S’il y a trop de distance entre les deux points, il en résulte un équilibre trop volage difficile à gérer pour le pilote. On a ainsi un comportement qui à haute vitesse, domaine dominé par les forces aérodynamiques, est loin de celui à bas kilométrage où la mécanique est la maîtresse. De plus, en conditions de course, l’augmentation de poids due au carburant contribue à éloigner la Ferrari du dimanche de l’équilibre observé le samedi. Le réglage de la raideur de la suspension est une option pour corriger l’équilibre et combler les éventuels déséquilibres. Cependant, les effets ne sont pas toujours cohérents entre la réactivité d’entrée et la stabilité sur la route, ainsi qu’entre l’effet mécanique et aérodynamique de la surface, à tel point que Leclerc parlait de changements soudains d’équilibre même à l’intérieur de l’arc de la même courbe. Les ajustements de suspension peuvent également atténuer un survirage ou un sous-virage excessif dans une condition spécifique. Cependant, à mesure que le type de virage et la vitesse changent, la variation des forces aérodynamiques génère de nouveaux déséquilibres.
Le Fonds de Miami
Comme cela arrive toujours dans le cas d’une couverture courte, le manque d’équilibre peut être masqué sur les pistes qui ont des types de courbes similaires les unes aux autres. Le meilleur week-end de Ferrari à Bakou, une piste composée à 90% de courbes à angle droit, en est une petite confirmation. Jeddah a également des virages similaires, pour la plupart rapides et larges. L’Arabie saoudite avait été l’une des pires Ferrari de l’année, mais après la course, Vasseur a déclaré que le problème à cette occasion n’était pas l’équilibre.
Miami, avec sa grande variété de virages à rayon large et court, à débattement élevé et faible, a pleinement exposé les limites de l’équilibrage du SF-23. En début d’année, Leclerc évoquait un bilan trop ouvert sur les F1-75 de la saison dernière, terme qui revenait dans les mots de Jock Clear lorsqu’il décrivait les problèmes des Rouges actuels. En effet, Vasseur a annoncé une nouvelle ligne de développement qui vise à la fois à faire de la Ferrari une voiture moins nerveuse et sensible aux conditions extérieures, mais qui vise aussi à modifier son équilibre, sacrifiant une pincée de charge absolue.
Le nouveau fonds mis en place à Miami vise à boucler l’équilibre trop changeant du passage du haut au bas débit.

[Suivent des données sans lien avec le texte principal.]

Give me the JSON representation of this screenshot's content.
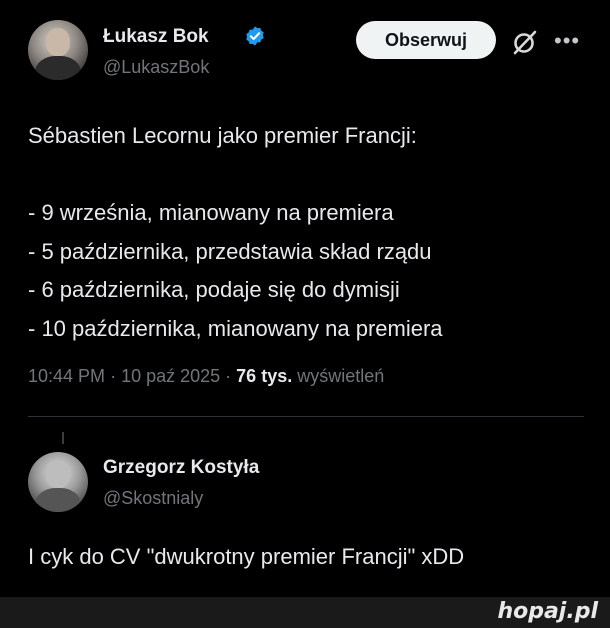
{
  "tweet": {
    "author_name": "Łukasz Bok",
    "author_handle": "@LukaszBok",
    "follow_label": "Obserwuj",
    "lines": [
      "Sébastien Lecornu jako premier Francji:",
      "",
      "- 9 września, mianowany na premiera",
      "- 5 października, przedstawia skład rządu",
      "- 6 października, podaje się do dymisji",
      "- 10 października, mianowany na premiera"
    ],
    "time": "10:44 PM",
    "date": "10 paź 2025",
    "views_count": "76 tys.",
    "views_label": "wyświetleń"
  },
  "reply": {
    "author_name": "Grzegorz Kostyła",
    "author_handle": "@Skostnialy",
    "text": "I cyk do CV \"dwukrotny premier Francji\" xDD"
  },
  "footer": {
    "logo": "hopaj.pl"
  },
  "icons": {
    "verified": "verified-badge-icon",
    "grok": "grok-icon",
    "more": "more-icon"
  },
  "colors": {
    "verified": "#1d9bf0",
    "background": "#000000",
    "muted": "#71767b"
  }
}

Il y a des raisons de le croire aussi la nouvelle suspension arrière, rumeur pour les prochaines courses européennes, va dans ce sens. Le nouveau fond, en plus d’être géométriquement différent, devra travailler à différentes hauteurs du sol et angles d’attaque pour rapprocher le centre de pression de celui de masse et ainsi fermer l’équilibre. Cependant, la vision globale n’est pas perdue pour les modifications mécaniques et aérodynamiques. La réduction de la sensibilité au vent, à la rugosité de l’enrobé et aux conditions extérieures reste un autre objectif prioritaire. De plus, le SF-23 ne peut que bénéficier d’un groupe de suspension capable de stabiliser le fond pour générer des charges aérodynamiques, sans toutefois compromettre l’absorption des bordures et l’adhérence mécanique à basse vitesse. Vasseur et les pilotes ont été clairs : la Ferrari 2023 est une voiture avec un bon potentiel, avec des pics de charge élevés atteints cependant de manière erratique et imprévisible. Le but sera d’élargir la fenêtre de fonctionnement, pour lui permettre d’exprimer son potentiel maximum dans toutes les conditions.